Pour parler du contexte antérieur, deux tiers (2/3) de la productivité historique attribuée à la révolution industrielle des 200 dernières années seraient directement redevables au potentiel incorporé et capté des énergies fossiles. Ces dernières sont de l’énergie solaire, c’est-à-dire le produit de la photosynthèse accumulée sur des millions d’années, densifié par les grandes pressions souterraines et placé ainsi hors des écosystèmes depuis des millions d’années aussi. Comment s’étonner des déséquilibres énergétiques (climatiques) du système Terre une fois ces matières ramenées massivement à la surface pour combustion. Ces millions d’années d’accumulation du stock de ce qui devint les hydrocarbures donnent une certaine idée de ce que l’on peut espérer accomplir à partir des flux quotidiens, en partie cumulables ou non : éolien, hydrolien, solaire.

Pour soutenir cette productivité et entretenir ce qui a été déployé, on est dorénavant confronté à des rendements globaux décroissants, décrivant une trajectoire à peu près définitive, qu’il serait néanmoins possible de stabiliser à un niveau modeste eu égard au présent et au passé récent. Globalement, il faudra plus d’énergie pour obtenir le surplus d’énergie qui est la substance de l’économie, des sociétés et du mode de vie contemporains. (Ne pas éviter de lire les articles d’Harvey Mead référencés en fin de document).

Les villes actuelles sont le produit de surplus énergétiques nets grandioses en voie de disparation. Le grand déploiement des infrastructures du XXe siècle à l’échelle mondiale a pu compter sur des rendements énergétiques qui ne sont plus. Les entretenir n’est déjà plus possible en bien des endroits. Ça va s’étendre.

Parvenir à n’obtenir qu’un baril de pétrole, pourtant massivement encore là dans le sol, en utilisant un autre baril de pétrole (rendement de 1 pour 1) revient à un effort parfaitement inutile, même si l’on s’efforcera de croire provisoirement que si ce dernier est payé 100, 200 ou 1000 dollars (cumul de subventions, puiser dans les réserves monétaires accumulées, vente d’autres actifs, etc.), on extraira le premier pour accomplir la transition.

C’est vers là qu’on va alors que des ratios de rendement énergétique beaucoup plus élevés sont nécessaires au seul maintien des milieux de vie et paysages bâtis.

Je crois au débat et en une démocratie à étendre pour mieux appréhender collectivement le réel (processus d’objectivation du réel – à l’instar de ce qui se vit au sein des jurys citoyens). Je crois qu’il faut se mobiliser pour l’action coopérative et en redistribuer les fruits de manière équitable, mais le sens prioritaire de ce que doit être cette action est déjà déterminé au-delà des volontés les « meilleures ».

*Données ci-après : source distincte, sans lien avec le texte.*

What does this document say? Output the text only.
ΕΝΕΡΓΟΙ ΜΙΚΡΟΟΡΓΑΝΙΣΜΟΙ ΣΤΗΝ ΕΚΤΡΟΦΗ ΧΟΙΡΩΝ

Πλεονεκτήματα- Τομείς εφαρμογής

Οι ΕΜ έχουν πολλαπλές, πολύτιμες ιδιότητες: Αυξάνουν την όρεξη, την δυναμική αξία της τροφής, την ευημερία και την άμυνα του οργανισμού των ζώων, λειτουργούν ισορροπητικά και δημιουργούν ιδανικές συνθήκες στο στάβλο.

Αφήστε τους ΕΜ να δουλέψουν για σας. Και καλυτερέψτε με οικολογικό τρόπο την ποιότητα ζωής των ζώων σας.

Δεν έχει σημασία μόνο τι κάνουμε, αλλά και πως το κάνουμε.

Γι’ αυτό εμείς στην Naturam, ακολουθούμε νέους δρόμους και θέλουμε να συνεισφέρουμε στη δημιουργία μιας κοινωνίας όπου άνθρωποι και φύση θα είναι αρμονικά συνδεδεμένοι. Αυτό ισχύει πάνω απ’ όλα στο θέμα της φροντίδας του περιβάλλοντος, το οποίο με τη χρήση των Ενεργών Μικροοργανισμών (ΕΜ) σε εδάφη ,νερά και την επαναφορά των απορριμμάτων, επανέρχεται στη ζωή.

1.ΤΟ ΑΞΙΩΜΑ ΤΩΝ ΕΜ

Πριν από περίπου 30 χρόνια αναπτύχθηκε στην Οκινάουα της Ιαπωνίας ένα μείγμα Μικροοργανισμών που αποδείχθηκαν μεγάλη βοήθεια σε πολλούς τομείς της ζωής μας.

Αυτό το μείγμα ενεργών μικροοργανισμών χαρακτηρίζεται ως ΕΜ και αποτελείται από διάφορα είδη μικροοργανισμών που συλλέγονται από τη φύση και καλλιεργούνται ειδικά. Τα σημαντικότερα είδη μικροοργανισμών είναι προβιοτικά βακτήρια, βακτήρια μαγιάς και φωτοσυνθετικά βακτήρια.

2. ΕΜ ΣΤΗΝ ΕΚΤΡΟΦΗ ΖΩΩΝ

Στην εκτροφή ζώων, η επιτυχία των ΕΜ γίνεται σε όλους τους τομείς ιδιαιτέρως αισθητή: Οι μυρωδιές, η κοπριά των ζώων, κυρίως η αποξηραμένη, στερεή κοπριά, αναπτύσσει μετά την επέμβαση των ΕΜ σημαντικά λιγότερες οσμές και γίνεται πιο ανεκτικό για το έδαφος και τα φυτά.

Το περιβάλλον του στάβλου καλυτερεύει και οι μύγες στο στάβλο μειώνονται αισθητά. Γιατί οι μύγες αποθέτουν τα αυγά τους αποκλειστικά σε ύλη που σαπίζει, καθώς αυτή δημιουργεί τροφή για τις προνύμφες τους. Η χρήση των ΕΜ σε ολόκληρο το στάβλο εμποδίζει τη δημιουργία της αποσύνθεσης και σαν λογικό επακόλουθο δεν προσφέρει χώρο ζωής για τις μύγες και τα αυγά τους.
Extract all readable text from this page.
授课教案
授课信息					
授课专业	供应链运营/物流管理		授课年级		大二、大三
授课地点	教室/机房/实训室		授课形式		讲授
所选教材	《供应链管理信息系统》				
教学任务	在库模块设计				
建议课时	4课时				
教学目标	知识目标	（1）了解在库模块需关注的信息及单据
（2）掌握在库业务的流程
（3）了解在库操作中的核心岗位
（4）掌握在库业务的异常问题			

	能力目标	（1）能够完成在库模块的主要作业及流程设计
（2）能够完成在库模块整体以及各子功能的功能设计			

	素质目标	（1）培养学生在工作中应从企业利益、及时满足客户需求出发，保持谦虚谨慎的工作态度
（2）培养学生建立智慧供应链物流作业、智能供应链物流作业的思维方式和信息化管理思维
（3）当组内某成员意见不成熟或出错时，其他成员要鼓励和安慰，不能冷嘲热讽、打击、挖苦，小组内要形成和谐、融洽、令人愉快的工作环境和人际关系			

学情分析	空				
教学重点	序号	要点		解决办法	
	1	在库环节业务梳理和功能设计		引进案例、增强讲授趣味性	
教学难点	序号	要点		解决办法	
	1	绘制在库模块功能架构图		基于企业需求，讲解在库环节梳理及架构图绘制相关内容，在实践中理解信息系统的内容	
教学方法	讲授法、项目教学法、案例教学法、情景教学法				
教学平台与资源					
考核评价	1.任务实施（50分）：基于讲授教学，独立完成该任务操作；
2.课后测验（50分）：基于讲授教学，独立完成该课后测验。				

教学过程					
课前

L’économie de marché, en l’état actuel de sa dynamisation et de ses mises en circulation, plane hors-sol et vit d’illusions, circonscrites, coincées dans le rythme et la langue euphémisée des « booms and busts », le plus souvent en quête d’un « fix ».

En disposant d’abord de riches écosystèmes encore peu affectés puis de vastes surplus énergétiques pendant un peu plus de deux siècles, les formations économiques contemporaines se seront permis de nous apparaître comme monétaire et formelle. Pour le dire autrement, dans un contexte aussi faste, apte à ce que l’attention se centre sur la circulation économique (offre et demande), l’argent se sera montré capable de tout mettre en équivalences abstraites. Cela jusqu’à tendre puissamment à faire oublier la dynamique propre de la vie concrète et diverse, les conditions sociales de production, faisant de la nature une ressource de manière univoque, la dégradant, alors que la substituabilité des éléments exploités est loin d’aller de soi.

À propos de ces illusions et facteurs d’illusions tels que reproduits et portés dans les médias:
«The International Energy Agency (IEA) is the pre-eminent global forecaster of oil production and demand. Recently it admitted that its oil production forecasts were based on economic projections rather than geology or cost; ie on the assumption that supply will always meet projected demand.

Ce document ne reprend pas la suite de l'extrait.